The logistics manager said this series of new fees was “not very seller-friendly”, because “they’ve never implemented this before and now they want to charge sellers more and more, especially when the company is already making huge profits from sellers in recent years”.
However, switching to these rising Chinese ultra-fast fashion companies may not be the once-and-for-all solution vendors had hoped for, as growing international concerns over data risks, ethical standards and taxation problems are putting the futures of Chinese-owned online retailers in question.

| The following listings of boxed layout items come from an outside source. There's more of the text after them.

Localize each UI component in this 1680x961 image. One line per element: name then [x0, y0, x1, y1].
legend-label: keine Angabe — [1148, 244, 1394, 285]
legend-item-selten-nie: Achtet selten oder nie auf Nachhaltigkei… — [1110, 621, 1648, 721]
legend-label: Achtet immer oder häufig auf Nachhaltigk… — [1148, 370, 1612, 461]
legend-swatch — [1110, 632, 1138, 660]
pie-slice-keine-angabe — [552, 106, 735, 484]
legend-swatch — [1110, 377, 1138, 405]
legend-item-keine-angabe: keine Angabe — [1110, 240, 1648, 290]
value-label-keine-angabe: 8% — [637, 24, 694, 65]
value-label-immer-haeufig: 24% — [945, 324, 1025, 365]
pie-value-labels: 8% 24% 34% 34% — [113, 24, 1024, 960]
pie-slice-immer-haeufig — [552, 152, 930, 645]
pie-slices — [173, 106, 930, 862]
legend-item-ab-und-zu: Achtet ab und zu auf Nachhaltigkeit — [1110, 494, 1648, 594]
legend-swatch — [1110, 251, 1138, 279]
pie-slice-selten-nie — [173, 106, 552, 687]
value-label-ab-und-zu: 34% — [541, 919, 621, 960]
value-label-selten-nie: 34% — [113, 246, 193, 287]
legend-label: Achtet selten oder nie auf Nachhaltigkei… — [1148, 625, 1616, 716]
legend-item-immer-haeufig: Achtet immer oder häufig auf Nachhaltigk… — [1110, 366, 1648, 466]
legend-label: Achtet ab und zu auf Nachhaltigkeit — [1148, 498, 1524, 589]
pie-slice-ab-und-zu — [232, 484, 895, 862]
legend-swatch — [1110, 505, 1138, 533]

South Korea and the US have launched investigations into counterfeit products and the trade loophole associated with major Chinese ecommerce platforms, like AliExpress and Temu, while France passed a bill to penalise ultra-fast fashion brands last month. Lawmakers and consumer groups worldwide are pushing for tighter regulations, or possible sanctions on Chinese online retailers.
While the manager did not believe the scrutiny “is necessarily discrimination against Chinese ecommerce platforms, but an approach to make sure all products imported are legal and up to standard in each respective country”, she thinks sellers now have a decision to make.
“A lot of the [sellers] are concerned. Even though the profit margin at Amazon has been lower than ever, it has always been a relatively stable platform that sellers can trust. But with platforms like TikTok and Temu, it can be very risky. With the mounting pressure on governments to penalise or even close them, many vendors are afraid of relying 100% on those platforms,” she said.